O pedido está inserido no bojo de reclamatória trabalhista movida por uma empregada doméstica. Na inicial, ela pede o reconhecimento de vínculo de emprego, verbas rescisórias, horas extras e reflexos, anotações na carteira de trabalho, dentre outros direitos trabalhistas.

Determinação judicial ignorada

Juiz do trabalho Farley Ferreira
Foto: Imprensa Amatra II

Em agosto de 2022, o juiz do trabalho Farley Roberto Rodrigues de Carvalho Ferreira determinou que a empresa encaminhasse, no prazo de 10  dias úteis, todos os dados de geolocalização ou histórico do telefone da reclamante, no período de 12 de março a 12 de junho de 2020, de segunda a sexta-feira, das 6h às 19h, sob pena de pagamento de multa diária de R$ 1.000. A própria trabalhadora autorizou o repasse dos registros à Justiça do Trabalho.

Com a expressa recusa em entregar os dados, a pena diária foi aumentada para R$ 5 mil. Atualmente, o valor devido ultrapassa R$ 850 mil. A determinação foi fundamentada no artigo 22 da Lei 12.965/14 e nos artigos 7º e 11, da Lei 13.709/18.

Ilegitimidade é disparate

No despacho, o  juiz ressaltou que a empresa capta clientes, cobra serviços, recebe e  fatura e tem pessoa jurídica do grupo no país em cumprimento à lei. No entanto, ‘‘na hora de cumprir decisão do Poder Judiciário brasileiro, sempre invoca que é [parte] ilegítima’’.

E completou: ‘‘Também  alertou-se que o Facebook  Servicos  Online  do Brasil Ltda foi quem realizou convênio com o Tribunal Superior Eleitoral para prestar informações do  WhatsApp, como  noticiado  oficialmente  pelo  próprio  site  do  TSE. Portanto, alegar sua ilegitimidade na presente ordem judicial é um verdadeiro disparate’’.
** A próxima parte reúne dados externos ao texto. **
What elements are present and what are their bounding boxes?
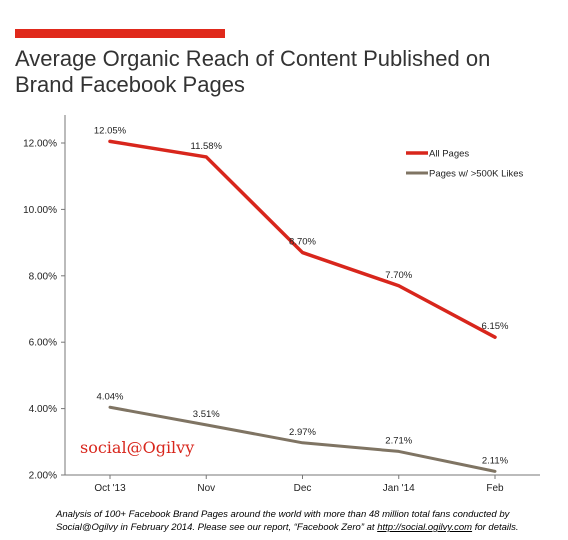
y-tick-label: 10.00% — [23, 205, 57, 216]
data-point — [109, 406, 111, 408]
brand-logo: social@Ogilvy — [80, 438, 195, 457]
data-label: 6.15% — [482, 321, 509, 332]
x-tick-label: Dec — [294, 483, 312, 494]
data-point — [398, 450, 400, 452]
data-label: 7.70% — [385, 270, 412, 281]
footnote-link[interactable]: http://social.ogilvy.com — [377, 522, 473, 533]
y-tick-label: 2.00% — [29, 471, 57, 482]
data-label: 12.05% — [94, 125, 127, 136]
data-point — [398, 285, 400, 287]
data-point — [205, 156, 207, 158]
y-tick-label: 12.00% — [23, 139, 57, 150]
x-tick-label: Oct '13 — [94, 483, 126, 494]
x-tick-label: Feb — [486, 483, 504, 494]
x-tick-label: Nov — [197, 483, 215, 494]
data-label: 2.97% — [289, 427, 316, 438]
y-tick-label: 4.00% — [29, 404, 57, 415]
footnote-suffix: for details. — [472, 522, 519, 533]
data-point — [494, 336, 496, 338]
data-point — [302, 252, 303, 254]
accent-bar — [15, 29, 225, 38]
data-label: 2.71% — [385, 435, 412, 446]
y-tick-label: 8.00% — [29, 271, 57, 282]
data-label: 3.51% — [193, 409, 220, 420]
data-label: 11.58% — [190, 141, 222, 152]
data-point — [205, 424, 207, 426]
legend-label: Pages w/ >500K Likes — [429, 169, 524, 180]
data-point — [494, 470, 496, 472]
page-title: Average Organic Reach of Content Publish… — [15, 46, 491, 97]
footnote: Analysis of 100+ Facebook Brand Pages ar… — [56, 508, 556, 534]
data-label: 8.70% — [289, 237, 316, 248]
data-label: 2.11% — [482, 455, 509, 466]
data-point — [302, 442, 303, 444]
y-tick-label: 6.00% — [29, 338, 57, 349]
footnote-text: Analysis of 100+ Facebook Brand Pages ar… — [56, 509, 510, 533]
legend-label: All Pages — [429, 149, 469, 160]
data-point — [109, 140, 111, 142]
x-tick-label: Jan '14 — [383, 483, 415, 494]
data-label: 4.04% — [97, 391, 124, 402]
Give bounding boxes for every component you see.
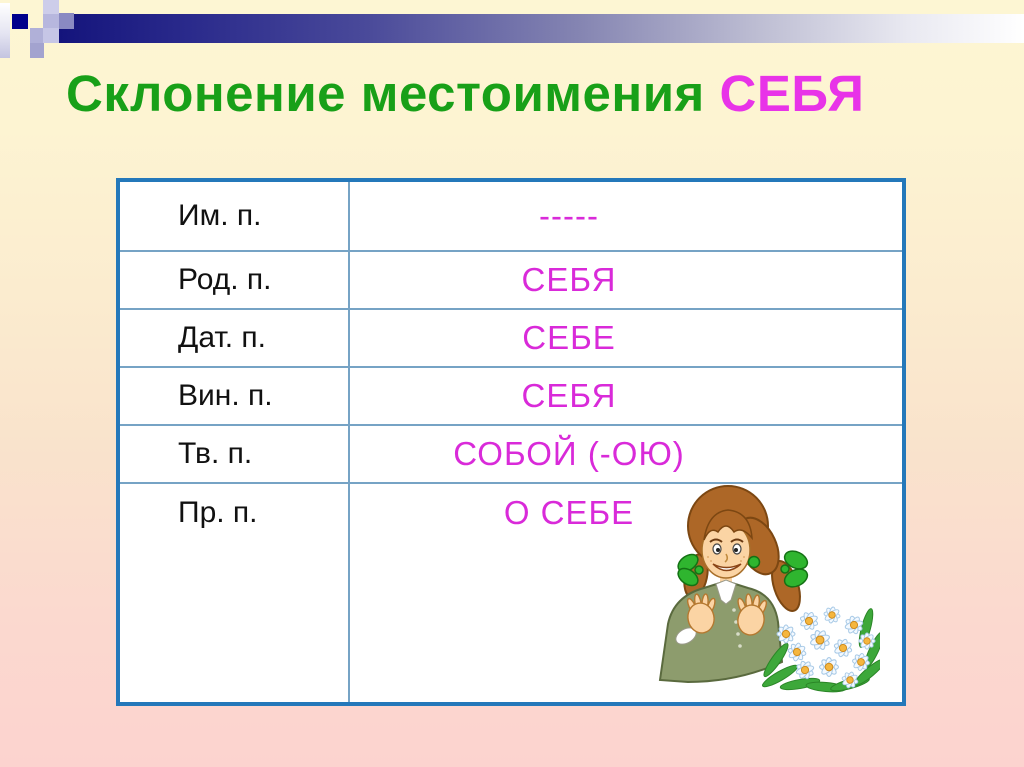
bow-right [747,550,809,588]
page-title: Склонение местоимения СЕБЯ [66,65,865,122]
decor-square [43,0,59,14]
decor-square [30,43,44,58]
decor-square [43,14,59,29]
title-highlight: СЕБЯ [719,65,865,122]
form-value: ----- [539,197,599,234]
declension-table: Им. п. ----- Род. п. СЕБЯ Дат. п. СЕБЕ В… [116,178,906,706]
title-text: Склонение местоимения [66,65,705,122]
column-divider [348,182,350,702]
table-row: Вин. п. СЕБЯ [120,368,902,426]
face [701,509,753,586]
case-label: Пр. п. [178,496,258,529]
header-gradient-bar [59,14,1024,43]
table-row: Пр. п. О СЕБЕ [120,484,902,702]
form-value: СЕБЯ [521,261,617,298]
form-value: СЕБЕ [522,319,616,356]
form-value: СОБОЙ (-ОЮ) [453,435,685,472]
decor-square [43,28,59,43]
table-row: Дат. п. СЕБЕ [120,310,902,368]
decor-square [30,28,44,43]
form-value: СЕБЯ [521,377,617,414]
case-label: Им. п. [178,199,262,232]
case-label: Дат. п. [178,321,267,354]
hands [686,593,768,636]
bow-left [677,553,704,587]
form-value: О СЕБЕ [503,494,635,531]
decor-square [59,13,74,29]
table-row: Тв. п. СОБОЙ (-ОЮ) [120,426,902,484]
case-label: Вин. п. [178,379,273,412]
decor-strip [0,3,10,58]
decor-square [12,14,28,29]
case-label: Род. п. [178,263,272,296]
case-label: Тв. п. [178,437,253,470]
table-row: Им. п. ----- [120,182,902,252]
table-row: Род. п. СЕБЯ [120,252,902,310]
body [658,579,784,684]
girl-illustration [658,485,880,695]
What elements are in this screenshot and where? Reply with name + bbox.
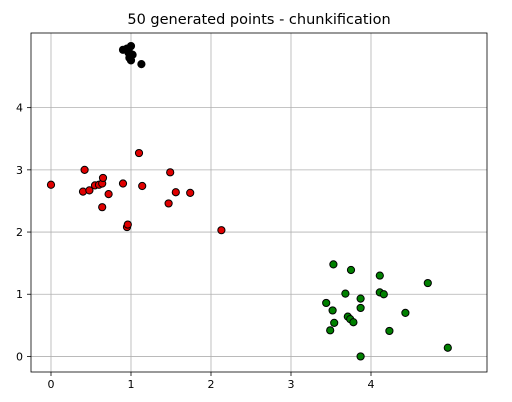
data-point (164, 199, 173, 208)
data-point (330, 318, 339, 327)
data-point (125, 53, 134, 62)
y-tick-label: 2 (16, 226, 23, 239)
data-point (46, 180, 56, 189)
y-tick-label: 0 (16, 350, 23, 363)
data-point (126, 41, 136, 51)
x-tick-label: 2 (208, 378, 215, 391)
data-point (98, 203, 107, 212)
data-point (118, 179, 128, 188)
data-point (186, 188, 195, 197)
data-point (138, 181, 147, 191)
data-point (171, 188, 180, 197)
data-point (375, 271, 384, 280)
data-point (346, 265, 356, 275)
x-tick-label: 4 (368, 378, 375, 391)
data-point (322, 298, 331, 308)
data-point (85, 186, 94, 195)
y-tick-label: 3 (16, 164, 23, 177)
data-point (166, 168, 175, 177)
data-point (379, 290, 388, 299)
data-point (217, 226, 226, 235)
x-tick-label: 3 (288, 378, 295, 391)
data-point (401, 308, 410, 318)
data-point (98, 173, 108, 183)
data-point (341, 289, 350, 298)
data-point (80, 165, 89, 174)
plot-frame (30, 32, 488, 373)
data-point (137, 60, 146, 69)
data-point (356, 303, 365, 313)
data-point (326, 326, 335, 335)
data-point (134, 148, 144, 158)
data-point (329, 260, 338, 269)
axis-ticks: 0 1 2 3 4 0 1 2 3 4 (16, 102, 375, 391)
grid (31, 33, 487, 372)
data-point (349, 318, 358, 327)
x-tick-label: 0 (48, 378, 55, 391)
data-point (104, 190, 113, 199)
data-points (46, 41, 452, 361)
data-point (423, 278, 432, 288)
data-point (385, 326, 394, 336)
y-tick-label: 1 (16, 288, 23, 301)
data-point (328, 306, 337, 315)
data-point (356, 294, 365, 303)
data-point (443, 343, 452, 352)
y-tick-label: 4 (16, 102, 23, 115)
x-tick-label: 1 (128, 378, 135, 391)
data-point (123, 220, 132, 229)
data-point (356, 352, 365, 361)
chart-title: 50 generated points - chunkification (127, 12, 390, 28)
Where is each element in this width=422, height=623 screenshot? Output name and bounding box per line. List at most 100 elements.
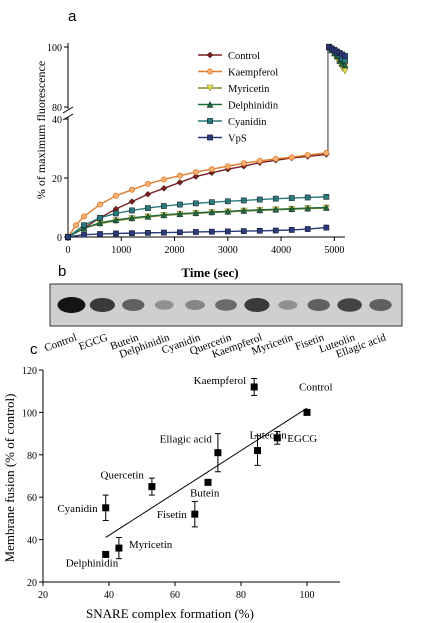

A multinacional tem 15 dias, a contar da decisão (11/5), para cumprir a determinação, sob pena de execução judicial imediata e de ser impedida de participar de licitações e contratos com a administração pública.

Além disso, poderá ser inserida no Banco Nacional dos Devedores Trabalhistas, até o cumprimento da determinação. Com informações da Secretaria de Comunicação (Secom) do TRT-2.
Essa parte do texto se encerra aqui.